Gardening With Your Kitchen In Mind

It is not unusual to garden with your kitchen in mind when it comes to herbs, fruit and vegetables you might like to grow which will end up on your plate for breakfast, lunch or dinner. However, have you ever thought of it the other way around? There are many kitchen scraps, leftovers and commonly-held store cupboard items which can be as useful to a gardener in his or her shed as to a chef in their kitchen.
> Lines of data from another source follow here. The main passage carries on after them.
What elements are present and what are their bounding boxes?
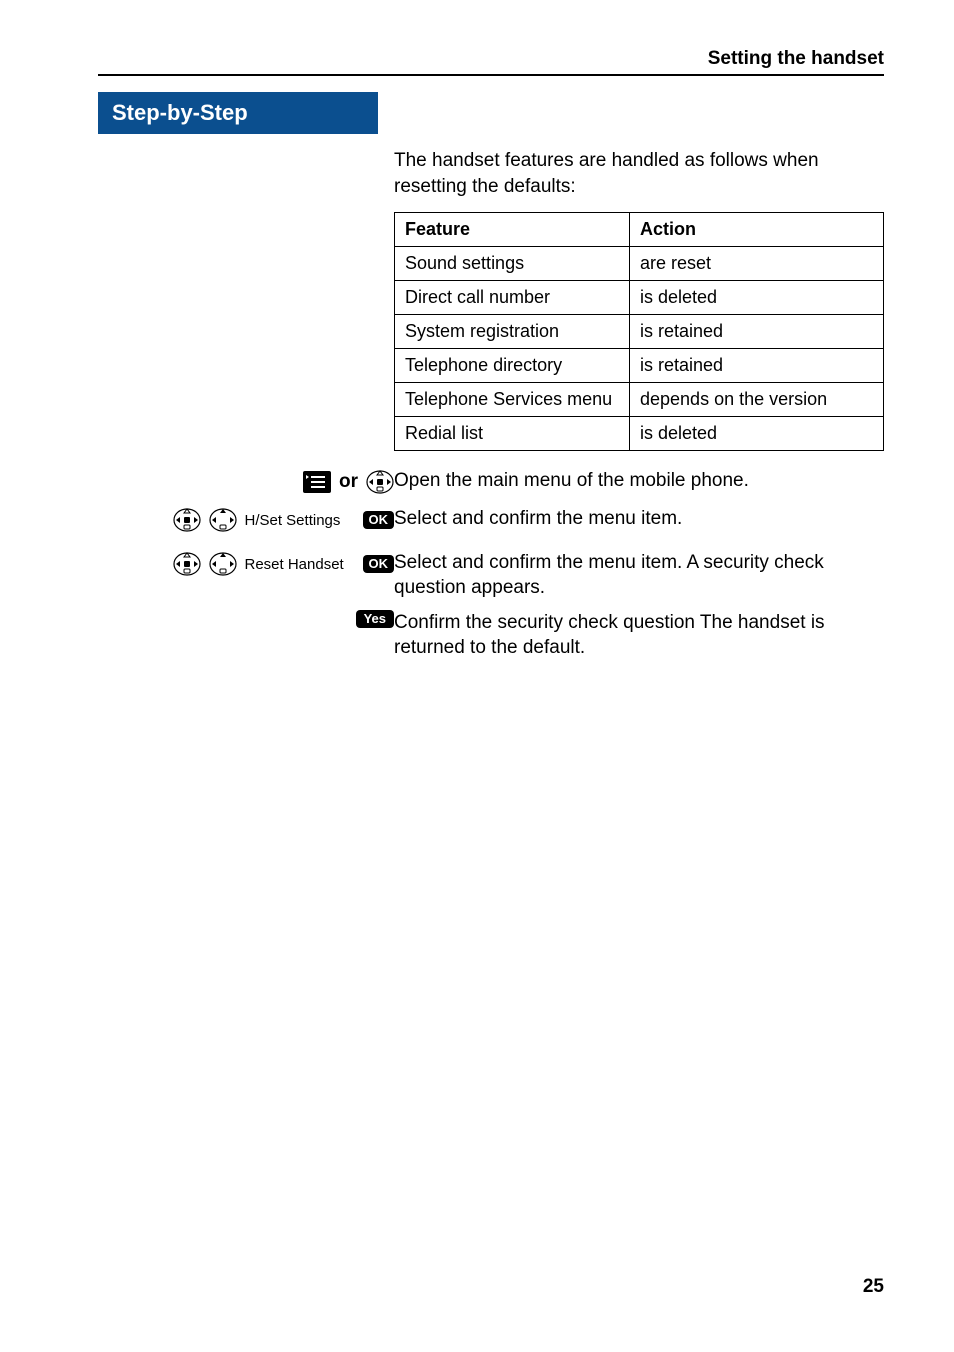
table-row: Sound settings are reset: [395, 247, 884, 281]
cell-feature: Telephone directory: [395, 349, 630, 383]
step-row-confirm-yes: Yes Confirm the security check question …: [98, 610, 884, 661]
ok-button: OK: [363, 511, 395, 529]
th-action: Action: [630, 213, 884, 247]
table-row: Direct call number is deleted: [395, 281, 884, 315]
cell-action: depends on the version: [630, 383, 884, 417]
cell-action: is retained: [630, 349, 884, 383]
cell-feature: Direct call number: [395, 281, 630, 315]
th-feature: Feature: [395, 213, 630, 247]
cell-action: is retained: [630, 315, 884, 349]
control-pad-icon: [173, 550, 201, 578]
header-rule: [98, 74, 884, 76]
menu-item-label: Reset Handset: [245, 556, 355, 573]
table-row: Redial list is deleted: [395, 417, 884, 451]
cell-feature: System registration: [395, 315, 630, 349]
step-desc: Select and confirm the menu item.: [394, 506, 884, 531]
cell-action: is deleted: [630, 417, 884, 451]
step-desc: Select and confirm the menu item. A secu…: [394, 550, 884, 601]
intro-text: The handset features are handled as foll…: [394, 148, 884, 199]
features-table: Feature Action Sound settings are reset …: [394, 212, 884, 451]
ok-button: OK: [363, 555, 395, 573]
control-pad-icon: [173, 506, 201, 534]
page-number: 25: [863, 1276, 884, 1298]
cell-action: are reset: [630, 247, 884, 281]
step-row-hset-settings: H/Set Settings OK Select and confirm the…: [98, 506, 884, 534]
or-label: or: [339, 471, 358, 493]
step-row-reset-handset: Reset Handset OK Select and confirm the …: [98, 550, 884, 601]
yes-button: Yes: [356, 610, 394, 628]
step-desc: Open the main menu of the mobile phone.: [394, 468, 884, 493]
section-header: Setting the handset: [708, 48, 884, 70]
step-row-open-menu: or Open the main menu of the mobile phon…: [98, 468, 884, 496]
cell-feature: Sound settings: [395, 247, 630, 281]
menu-icon: [303, 471, 331, 493]
control-pad-up-icon: [209, 550, 237, 578]
control-pad-down-icon: [366, 468, 394, 496]
cell-feature: Redial list: [395, 417, 630, 451]
step-desc: Confirm the security check question The …: [394, 610, 884, 661]
table-row: Telephone Services menu depends on the v…: [395, 383, 884, 417]
cell-action: is deleted: [630, 281, 884, 315]
cell-feature: Telephone Services menu: [395, 383, 630, 417]
menu-item-label: H/Set Settings: [245, 512, 355, 529]
table-row: Telephone directory is retained: [395, 349, 884, 383]
step-by-step-heading: Step-by-Step: [98, 92, 378, 134]
control-pad-up-icon: [209, 506, 237, 534]
table-row: System registration is retained: [395, 315, 884, 349]
table-header-row: Feature Action: [395, 213, 884, 247]
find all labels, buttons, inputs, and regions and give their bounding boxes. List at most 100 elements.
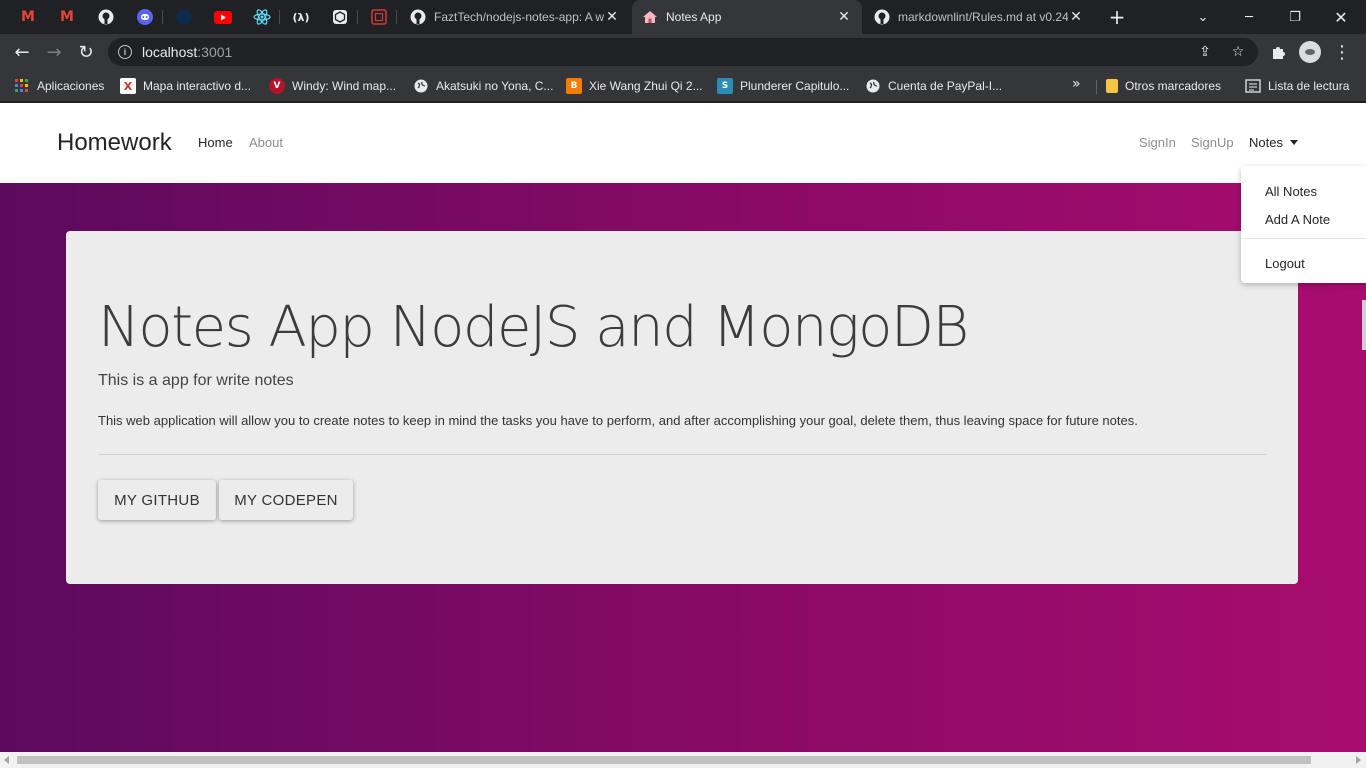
nav-home-link[interactable]: Home	[198, 135, 233, 150]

After the dormant winter months it is soon time to think about getting outside again and getting the garden ready for spring. When it comes to seeing your garden in a new light, why not look to your kitchen? The next time you are in the garden, think about what is in your kitchen.

Banana Peels
Packed full of potassium, banana peels are a wonderful feed for your much-loved plants  and will help keep them healthy and strong, the fruit’s lushious skin will supply some very much-needed nutrients as they break down.

Coffee
Once you have drunk your coffee, keep the grounds. Spent coffee grounds can be used to fertilise soil as they are full of plant goodness – antioxidants, potassium, phosphor and  nitrogen. However, it is important to make sure that they are dry when you apply them  to soil as wet coffee grounds can cause fungus.

Eggshells
If you have cooked with eggs – your favourite cake, omelette, or breakfast pancake – add the leftover shells, once dry to a mulch mix and as they decompose, they will provide your plants with calcium – egg shells can also be used as a environmentally friendly natural slug repellent.

Green Tea
As well as offering great benefits to our health and wellbeing, green tea can benefit plants too, green tea leaves are rich in iron so, once your tea has brewed, give the leaves to your plants as food. Green teas leaves are especially good for fruit plants such raspberry plants which you can enjoy all summer long.

Matches
Did you know struck matches are a great source of magnesium? It is a good idea to bury them with plants or soak the matches in water to use as a rich fertiliser – the magnesium will dissolve into the water.

Vegetable Water
After you have prepared your favourite vegetables, do not simply pour your boiled vegetable water away. Use the water on your plants – it adds nutrients to plants as well as meaning that you can be waterwise and avoid using tap water – when it comes to vegetable water, it is best to not add salt.

White Vinegar
White vinegar boasts a high level of acidity which makes it an effective acid plant feed – you can make up a solution to feed roses and hydrangeas once a season, make sure that you check the pH of your soil first.